The principles of natural justice constitute one of the most important grounds of an

application for judicial review. These principles are also now codified, so to speak in article

13(6) of the constitution. Could it be argued therefore that, a single high court judge

couldn’t entertain an application for judicial review on grounds of breach of the principles

of natural justice because that would involve considering the provisions of Article 13(6) of

the constitution? The answer to that rhetorical question is obviously in the negative. A

single judge constitutes the High Court. It derives its jurisdiction to entertain applications

for judicial review as well as constitutional matters, as already argued from the constitution,

the basic rights Act, an ordinary Act of parliament can not take away that jurisdiction.

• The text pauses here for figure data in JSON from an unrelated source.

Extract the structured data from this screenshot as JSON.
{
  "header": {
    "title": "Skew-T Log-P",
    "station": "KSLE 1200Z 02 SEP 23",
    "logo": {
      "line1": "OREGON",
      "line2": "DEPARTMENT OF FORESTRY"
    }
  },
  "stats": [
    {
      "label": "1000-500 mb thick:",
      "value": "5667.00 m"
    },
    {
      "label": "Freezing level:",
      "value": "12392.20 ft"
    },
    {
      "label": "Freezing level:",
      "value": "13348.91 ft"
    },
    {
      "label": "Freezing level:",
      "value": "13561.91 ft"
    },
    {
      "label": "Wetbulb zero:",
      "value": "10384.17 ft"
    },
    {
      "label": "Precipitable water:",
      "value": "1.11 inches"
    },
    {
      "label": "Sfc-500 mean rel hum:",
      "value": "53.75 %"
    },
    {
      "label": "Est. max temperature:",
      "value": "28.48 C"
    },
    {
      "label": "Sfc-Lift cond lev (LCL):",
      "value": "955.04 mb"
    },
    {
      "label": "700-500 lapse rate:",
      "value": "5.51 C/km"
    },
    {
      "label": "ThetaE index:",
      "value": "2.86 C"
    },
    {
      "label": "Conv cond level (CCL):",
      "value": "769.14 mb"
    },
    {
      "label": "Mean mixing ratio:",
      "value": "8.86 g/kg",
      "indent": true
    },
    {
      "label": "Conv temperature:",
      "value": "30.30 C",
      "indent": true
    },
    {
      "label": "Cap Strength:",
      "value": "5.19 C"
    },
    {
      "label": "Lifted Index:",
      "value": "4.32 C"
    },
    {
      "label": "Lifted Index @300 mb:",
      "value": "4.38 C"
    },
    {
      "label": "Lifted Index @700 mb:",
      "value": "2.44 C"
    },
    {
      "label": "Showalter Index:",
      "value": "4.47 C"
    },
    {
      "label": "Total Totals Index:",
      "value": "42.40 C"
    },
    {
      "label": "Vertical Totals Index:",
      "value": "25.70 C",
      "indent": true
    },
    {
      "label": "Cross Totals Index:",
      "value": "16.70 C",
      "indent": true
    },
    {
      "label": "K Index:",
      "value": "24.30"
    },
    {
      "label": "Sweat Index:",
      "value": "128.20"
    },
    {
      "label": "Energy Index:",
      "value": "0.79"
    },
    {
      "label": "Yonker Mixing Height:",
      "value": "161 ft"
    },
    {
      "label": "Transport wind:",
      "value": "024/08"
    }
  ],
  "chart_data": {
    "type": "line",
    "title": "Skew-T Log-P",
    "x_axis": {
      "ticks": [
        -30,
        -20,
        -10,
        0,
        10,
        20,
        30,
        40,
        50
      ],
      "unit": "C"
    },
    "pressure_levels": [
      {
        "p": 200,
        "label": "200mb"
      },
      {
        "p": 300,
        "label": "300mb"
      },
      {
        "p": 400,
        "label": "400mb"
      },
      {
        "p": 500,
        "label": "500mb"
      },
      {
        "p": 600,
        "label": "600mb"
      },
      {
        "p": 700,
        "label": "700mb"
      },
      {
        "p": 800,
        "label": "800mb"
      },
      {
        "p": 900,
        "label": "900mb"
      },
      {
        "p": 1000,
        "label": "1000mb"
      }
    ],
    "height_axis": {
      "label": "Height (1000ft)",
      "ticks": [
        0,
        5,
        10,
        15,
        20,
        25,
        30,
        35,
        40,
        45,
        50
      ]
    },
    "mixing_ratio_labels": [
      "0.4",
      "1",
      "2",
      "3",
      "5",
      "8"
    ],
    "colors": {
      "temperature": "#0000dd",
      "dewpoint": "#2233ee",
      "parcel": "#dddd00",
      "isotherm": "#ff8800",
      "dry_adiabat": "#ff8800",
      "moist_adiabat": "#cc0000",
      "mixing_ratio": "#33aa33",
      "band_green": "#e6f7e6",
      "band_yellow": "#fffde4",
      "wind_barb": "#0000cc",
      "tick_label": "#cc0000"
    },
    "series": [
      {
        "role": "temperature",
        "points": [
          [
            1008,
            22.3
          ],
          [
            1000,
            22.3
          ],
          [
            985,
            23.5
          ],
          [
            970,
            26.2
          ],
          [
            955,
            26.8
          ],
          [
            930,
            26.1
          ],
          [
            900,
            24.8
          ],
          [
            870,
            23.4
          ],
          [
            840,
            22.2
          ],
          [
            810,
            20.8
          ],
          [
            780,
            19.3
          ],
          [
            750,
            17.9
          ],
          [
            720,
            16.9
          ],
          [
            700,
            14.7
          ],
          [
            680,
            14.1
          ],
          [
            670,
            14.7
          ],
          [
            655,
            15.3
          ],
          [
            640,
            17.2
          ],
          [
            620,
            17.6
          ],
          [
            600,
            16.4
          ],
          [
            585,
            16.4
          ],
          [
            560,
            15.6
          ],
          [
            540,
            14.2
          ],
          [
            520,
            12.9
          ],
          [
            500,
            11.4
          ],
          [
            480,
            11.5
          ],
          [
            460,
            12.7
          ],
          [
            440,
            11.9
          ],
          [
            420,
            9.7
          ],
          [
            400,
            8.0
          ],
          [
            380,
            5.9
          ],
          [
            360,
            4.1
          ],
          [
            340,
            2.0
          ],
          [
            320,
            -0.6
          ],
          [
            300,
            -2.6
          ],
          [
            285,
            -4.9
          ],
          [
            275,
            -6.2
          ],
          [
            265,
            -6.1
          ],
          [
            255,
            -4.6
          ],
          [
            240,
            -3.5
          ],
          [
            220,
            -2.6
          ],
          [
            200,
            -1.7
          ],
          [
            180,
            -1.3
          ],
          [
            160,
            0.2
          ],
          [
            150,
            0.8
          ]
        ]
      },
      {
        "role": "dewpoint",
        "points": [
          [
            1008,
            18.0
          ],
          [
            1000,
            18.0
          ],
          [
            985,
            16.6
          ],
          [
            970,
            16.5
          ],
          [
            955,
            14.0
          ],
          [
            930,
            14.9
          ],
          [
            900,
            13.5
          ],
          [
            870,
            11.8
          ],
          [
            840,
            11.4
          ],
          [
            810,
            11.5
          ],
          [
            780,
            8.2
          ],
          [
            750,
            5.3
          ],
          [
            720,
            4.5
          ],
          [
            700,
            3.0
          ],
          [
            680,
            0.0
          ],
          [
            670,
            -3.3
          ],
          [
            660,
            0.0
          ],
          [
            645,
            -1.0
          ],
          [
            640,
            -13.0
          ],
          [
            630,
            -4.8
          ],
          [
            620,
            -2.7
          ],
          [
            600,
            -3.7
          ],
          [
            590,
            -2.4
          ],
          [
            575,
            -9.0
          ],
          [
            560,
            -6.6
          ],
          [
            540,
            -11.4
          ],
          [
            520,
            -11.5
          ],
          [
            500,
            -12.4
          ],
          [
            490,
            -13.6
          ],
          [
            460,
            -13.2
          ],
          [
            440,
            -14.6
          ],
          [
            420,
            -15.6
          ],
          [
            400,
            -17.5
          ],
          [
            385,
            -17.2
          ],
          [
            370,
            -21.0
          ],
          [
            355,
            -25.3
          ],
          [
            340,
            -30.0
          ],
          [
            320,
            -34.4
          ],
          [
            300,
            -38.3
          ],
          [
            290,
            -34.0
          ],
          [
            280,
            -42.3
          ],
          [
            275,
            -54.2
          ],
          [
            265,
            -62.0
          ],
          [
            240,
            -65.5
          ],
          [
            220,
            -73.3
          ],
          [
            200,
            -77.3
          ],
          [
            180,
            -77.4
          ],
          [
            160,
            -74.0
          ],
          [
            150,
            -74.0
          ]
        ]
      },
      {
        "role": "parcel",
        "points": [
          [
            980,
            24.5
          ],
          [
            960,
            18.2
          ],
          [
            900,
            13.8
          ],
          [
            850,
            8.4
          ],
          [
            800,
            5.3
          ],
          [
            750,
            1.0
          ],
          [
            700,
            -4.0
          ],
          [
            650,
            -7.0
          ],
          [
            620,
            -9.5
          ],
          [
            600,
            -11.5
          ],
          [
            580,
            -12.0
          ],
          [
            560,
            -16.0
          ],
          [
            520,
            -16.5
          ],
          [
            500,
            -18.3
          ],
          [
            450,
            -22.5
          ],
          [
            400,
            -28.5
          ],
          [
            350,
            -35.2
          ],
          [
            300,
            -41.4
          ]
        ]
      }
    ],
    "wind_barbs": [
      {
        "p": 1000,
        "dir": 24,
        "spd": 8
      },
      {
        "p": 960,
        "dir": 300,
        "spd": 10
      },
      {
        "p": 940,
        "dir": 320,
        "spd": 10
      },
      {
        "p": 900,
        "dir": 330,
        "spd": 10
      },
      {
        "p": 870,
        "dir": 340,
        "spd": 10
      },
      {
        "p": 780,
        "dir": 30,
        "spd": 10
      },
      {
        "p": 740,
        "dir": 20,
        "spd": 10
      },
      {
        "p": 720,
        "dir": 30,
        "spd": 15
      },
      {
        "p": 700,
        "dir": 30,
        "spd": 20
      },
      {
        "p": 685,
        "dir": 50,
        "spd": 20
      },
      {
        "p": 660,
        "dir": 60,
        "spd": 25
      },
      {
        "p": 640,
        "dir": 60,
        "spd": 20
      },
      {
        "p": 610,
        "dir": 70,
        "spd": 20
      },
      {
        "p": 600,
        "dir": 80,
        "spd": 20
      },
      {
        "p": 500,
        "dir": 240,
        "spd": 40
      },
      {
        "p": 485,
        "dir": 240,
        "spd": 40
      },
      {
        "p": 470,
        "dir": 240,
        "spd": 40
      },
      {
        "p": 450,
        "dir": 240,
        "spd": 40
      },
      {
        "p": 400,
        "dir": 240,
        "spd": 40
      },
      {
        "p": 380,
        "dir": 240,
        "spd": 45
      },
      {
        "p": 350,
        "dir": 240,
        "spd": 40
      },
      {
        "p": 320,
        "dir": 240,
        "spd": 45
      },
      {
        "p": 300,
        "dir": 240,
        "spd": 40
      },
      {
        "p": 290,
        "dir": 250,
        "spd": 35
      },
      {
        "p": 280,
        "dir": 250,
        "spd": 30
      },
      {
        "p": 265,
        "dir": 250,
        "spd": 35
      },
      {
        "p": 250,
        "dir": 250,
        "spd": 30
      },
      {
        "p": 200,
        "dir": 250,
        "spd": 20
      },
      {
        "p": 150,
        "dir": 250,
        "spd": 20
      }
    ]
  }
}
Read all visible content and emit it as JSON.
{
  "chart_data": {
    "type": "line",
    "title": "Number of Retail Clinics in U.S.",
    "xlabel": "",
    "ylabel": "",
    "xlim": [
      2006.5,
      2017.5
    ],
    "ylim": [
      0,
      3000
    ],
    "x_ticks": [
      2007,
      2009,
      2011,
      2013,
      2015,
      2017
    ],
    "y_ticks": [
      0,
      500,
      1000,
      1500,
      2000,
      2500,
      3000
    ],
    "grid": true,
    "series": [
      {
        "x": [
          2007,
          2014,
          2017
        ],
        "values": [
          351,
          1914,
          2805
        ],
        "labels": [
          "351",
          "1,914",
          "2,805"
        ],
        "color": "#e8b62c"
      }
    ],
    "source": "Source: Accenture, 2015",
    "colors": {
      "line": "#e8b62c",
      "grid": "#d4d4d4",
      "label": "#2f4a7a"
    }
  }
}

Take another example, an application for the writ of habeas corpus has for centuries been

the revered method of challenging illegal detention or protecting the right of an individual

to liberty, which is entrenched in our constitution. In Tanzania, the procedure for habeas

corpus is applications is governed by the Criminal procedure for habeas corpus

applications is governed by the Criminal Procedure Act, 1985 (No.9) and habeas corpus

rules made there under. Does the basic rights Act imply that habeas Corpus procedure is

no longer available to an aggrieved party who wants to challenge the constitutionality and

legality of his detention because that would involve invoking provisions of the bill of rights?

Again, in my submission, there was no such intendment behind the Basic rights Act.

Asking these questions is sufficient to raise a hope that in an appropriate case the Court of

Appeal is likely to restore judicial review, including the writ of habeas corpus, as available

procedures ( additional to those in the basic rights Act) for redressing constitutional wrongs

and protecting constitutional rights and freedoms.